Effects of pemetrexed and cisplatin on apoptosis in NSCLC cells overexpressing TS. (A and C) The indicated NSCLC cell lines were cultured for 72 h in complete medium containing various concentrations of pemetrexed (A) or cisplatin (C), after which the proportion of apoptotic cells was assessed by staining with fluorescein isothiocyanate-conjugated annexin V and propidium iodide followed by flow cytometry. (B) The indicated NSCLC cell lines were cultured for 72 h in complete medium containing the indicated concentrations of pemetrexed with or without nonspecific (control) or TS siRNAs, after which the proportion of apoptotic cells was assessed as in A and C. All data are means±s.d. of triplicates from experiments that were repeated a total of three times with similar results. ^*P<0.05 (Student's two-tailed t-test). NS, not significant.

Figure 5

Effect of pemetrexed on the growth of TS-overexpressing NSCLC cells in vivo. Nude mice with tumour xenografts established by subcutaneous implantation of tumour fragments derived from the indicated NSCLC cell lines were treated with vehicle (control) or pemetrexed (100 mg kg⁻¹, intraperitoneal) on days 1, 8, 15, and 22. Tumour volume was determined at the indicated times after the onset of treatment. Data are means±s.e.m. of values from eight mice per group. ^*P<0.05 for pemetrexed vs the corresponding value for vehicle (Student's two-tailed t-test).

Figure 6

Relation of TS expression level to tumour response in NSCLC patients treated with pemetrexed and either carboplatin or cisplatin. (A) Representative sections of carcinomas including cells with the indicated intensities of TS immunostaining.
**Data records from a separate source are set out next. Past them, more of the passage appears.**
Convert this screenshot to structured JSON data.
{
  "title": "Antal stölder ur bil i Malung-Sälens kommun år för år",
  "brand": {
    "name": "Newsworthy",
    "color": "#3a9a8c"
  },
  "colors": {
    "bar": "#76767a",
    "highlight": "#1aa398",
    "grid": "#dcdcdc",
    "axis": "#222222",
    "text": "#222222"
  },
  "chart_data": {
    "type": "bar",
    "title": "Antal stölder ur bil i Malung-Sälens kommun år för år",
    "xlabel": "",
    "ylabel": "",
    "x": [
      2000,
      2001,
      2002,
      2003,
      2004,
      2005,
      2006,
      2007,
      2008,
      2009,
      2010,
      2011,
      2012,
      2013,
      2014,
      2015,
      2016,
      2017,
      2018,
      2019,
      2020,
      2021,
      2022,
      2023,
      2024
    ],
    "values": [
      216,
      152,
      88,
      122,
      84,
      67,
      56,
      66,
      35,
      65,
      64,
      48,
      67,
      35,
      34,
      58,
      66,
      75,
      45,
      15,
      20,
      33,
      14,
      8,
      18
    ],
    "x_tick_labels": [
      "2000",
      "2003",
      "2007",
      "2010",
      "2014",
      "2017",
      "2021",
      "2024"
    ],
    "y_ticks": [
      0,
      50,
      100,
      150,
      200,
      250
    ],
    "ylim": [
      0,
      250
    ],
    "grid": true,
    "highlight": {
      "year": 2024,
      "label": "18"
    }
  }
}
Scale bars, 125 μm. (B) TS expression level (HSCORE) for the clinical specimens of 24 patients classified according to tumour response (response=CR or PR, n=7; non-response=SD or PD, n=17). Horizontal lines indicate mean values. The P value was determined by Student's two-tailed t test. (C) Progression-free survival of the NSCLC patients according to the expression level of TS in tumour specimens. The P-value was determined with the log-rank test.